The brief collaboration didn't produce sparks, but it improved notably on the beginning of Timbaland's set, which found him halfheartedly rapping along with the recorded versions of his Nelly Furtado duets, "Promiscuous" and "Give It to Me." On several occasions, his performance consisted of standing off to the side of the stage and nodding his head as his DJ unveiled some new production of his, including a forthcoming collaboration with Madonna and Justin Timberlake.

But if there was something odd about paying to watch a producer listen to his own records, it didn't seem to strike the audience that way. It didn't seem to matter who, if anyone, was performing, as long as the songs were good. The crowd was as happy to dance to the music that came over the P.A. between sets as to watch anyone on stage.
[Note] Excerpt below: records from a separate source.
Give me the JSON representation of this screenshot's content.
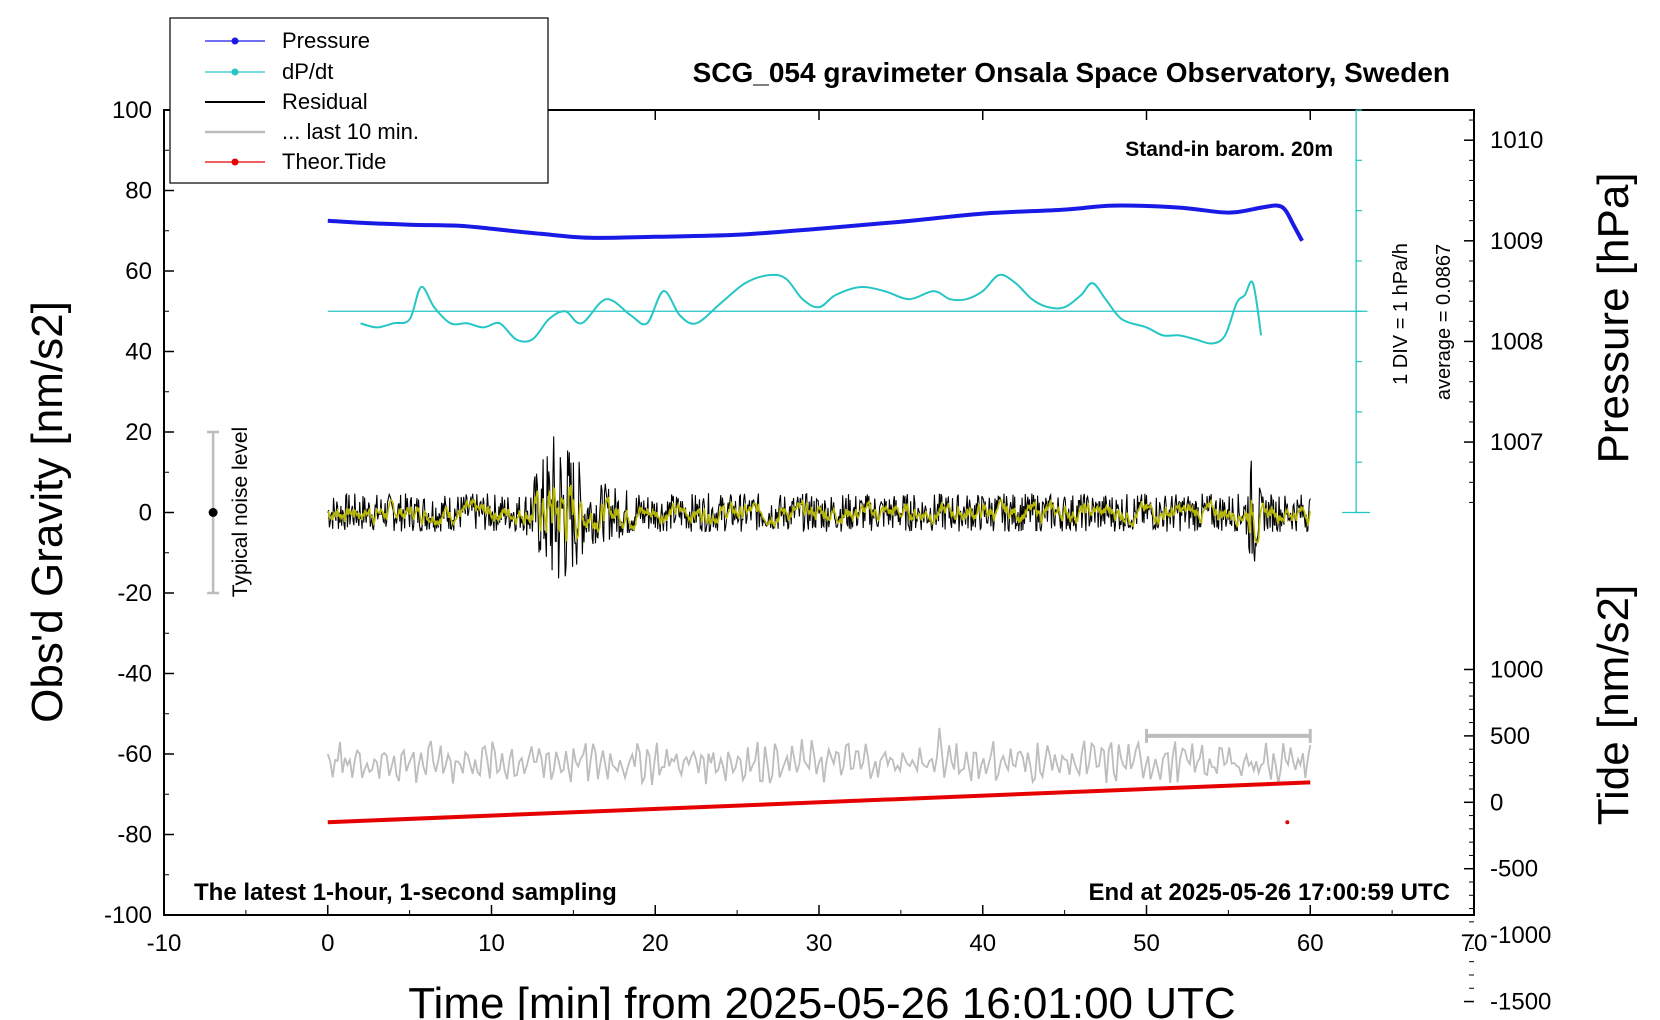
{
  "chart_data": {
    "type": "line",
    "title": "SCG_054 gravimeter Onsala Space Observatory, Sweden",
    "xlabel": "Time [min] from 2025-05-26 16:01:00 UTC",
    "ylabel": "Obs'd Gravity [nm/s2]",
    "ylabel_right_top": "Pressure [hPa]",
    "ylabel_right_bottom": "Tide [nm/s2]",
    "xlim": [
      -10,
      70
    ],
    "ylim": [
      -100,
      100
    ],
    "pressure_lim": [
      1006,
      1011
    ],
    "tide_lim": [
      -1500,
      1500
    ],
    "x_ticks": [
      "-10",
      "0",
      "10",
      "20",
      "30",
      "40",
      "50",
      "60",
      "70"
    ],
    "y_ticks": [
      "100",
      "80",
      "60",
      "40",
      "20",
      "0",
      "-20",
      "-40",
      "-60",
      "-80",
      "-100"
    ],
    "pressure_ticks": [
      "1010",
      "1009",
      "1008",
      "1007"
    ],
    "tide_ticks": [
      "1000",
      "500",
      "0",
      "-500",
      "-1000",
      "-1500"
    ],
    "annotations": {
      "barometer": "Stand-in barom. 20m",
      "scale_div": "1 DIV = 1 hPa/h",
      "average": "average = 0.0867",
      "noise": "Typical noise level",
      "latest": "The latest 1-hour, 1-second sampling",
      "end": "End at 2025-05-26 17:00:59 UTC"
    },
    "legend": [
      {
        "label": "Pressure",
        "color": "#1a1ae6",
        "marker": true
      },
      {
        "label": "dP/dt",
        "color": "#26c6c6",
        "marker": true
      },
      {
        "label": "Residual",
        "color": "#000000",
        "marker": false
      },
      {
        "label": "... last 10 min.",
        "color": "#bdbdbd",
        "marker": false
      },
      {
        "label": "Theor.Tide",
        "color": "#e60000",
        "marker": true
      }
    ],
    "series": [
      {
        "name": "Pressure",
        "units": "hPa",
        "x": [
          0,
          2,
          5,
          8,
          10,
          13,
          16,
          20,
          25,
          30,
          35,
          40,
          45,
          48,
          52,
          55,
          57,
          58,
          58.5,
          59,
          59.5
        ],
        "values": [
          1009.2,
          1009.18,
          1009.16,
          1009.15,
          1009.12,
          1009.07,
          1009.03,
          1009.04,
          1009.06,
          1009.12,
          1009.19,
          1009.27,
          1009.31,
          1009.35,
          1009.33,
          1009.28,
          1009.33,
          1009.35,
          1009.3,
          1009.15,
          1009.0
        ]
      },
      {
        "name": "dP/dt",
        "units": "gravity axis",
        "x": [
          2,
          3,
          4,
          5,
          5.7,
          6.5,
          7.5,
          8.5,
          9.5,
          10.5,
          11.5,
          12.5,
          13.5,
          14.5,
          15.5,
          17,
          18.5,
          19.5,
          20.5,
          21.5,
          22.5,
          24,
          25.5,
          27,
          28,
          29,
          30,
          31,
          32.5,
          34,
          35.5,
          37,
          38,
          39,
          40,
          41,
          42,
          43,
          44,
          45,
          46,
          46.7,
          47.5,
          48.5,
          50,
          51,
          52,
          53,
          54,
          54.8,
          55.5,
          56,
          56.5,
          57
        ],
        "values": [
          47,
          46,
          47,
          48,
          56,
          51,
          47,
          47,
          46,
          47,
          43,
          43,
          48,
          50,
          47,
          53,
          49,
          47,
          55,
          49,
          47,
          52,
          57,
          59,
          58,
          53,
          51,
          54,
          56,
          55,
          53,
          55,
          53,
          53,
          55,
          59,
          57,
          53,
          51,
          51,
          54,
          57,
          53,
          48,
          46,
          44,
          44,
          43,
          42,
          44,
          52,
          54,
          57,
          44
        ]
      },
      {
        "name": "Residual",
        "x": [
          0,
          60
        ],
        "values": [
          0,
          0
        ],
        "envelope": [
          [
            0,
            3
          ],
          [
            12,
            3
          ],
          [
            13,
            8
          ],
          [
            14,
            14
          ],
          [
            15,
            10
          ],
          [
            16,
            5
          ],
          [
            18,
            4
          ],
          [
            20,
            3
          ],
          [
            56,
            3
          ],
          [
            56.5,
            10
          ],
          [
            57,
            3
          ],
          [
            60,
            3
          ]
        ]
      },
      {
        "name": "... last 10 min.",
        "x": [
          0,
          60
        ],
        "values": [
          -62,
          -62
        ],
        "envelope": [
          [
            0,
            4
          ],
          [
            37,
            4
          ],
          [
            37.5,
            12
          ],
          [
            38,
            4
          ],
          [
            60,
            4
          ]
        ]
      },
      {
        "name": "Theor.Tide",
        "units": "nm/s2",
        "x": [
          0,
          60
        ],
        "values": [
          -150,
          150
        ]
      }
    ],
    "noise_bar": {
      "x": -7,
      "y_min": -20,
      "y_max": 20,
      "center": 0
    },
    "scale_bar": {
      "x_start": 50,
      "x_end": 60,
      "tide_level": 500
    }
  }
}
A market researcher with an applause meter could have made some valuable determinations. Sean Kingston's reggae-lite ballads pushed the needle into the red, but the singles from Avril Lavigne's new album drew a noticeably more muted reaction than past chart-toppers. The bizarre intro to "Losing Grip," which quoted Led Zeppelin's "Kashmir" while dancers clad in black body suits and white face masks spun around the stage, mixed an incongruous dash of stage show with Lavigne's trademark faux punk.

Considering that many of her fans aren't old enough to gamble, she might do well to cut back on the Vegas shtick.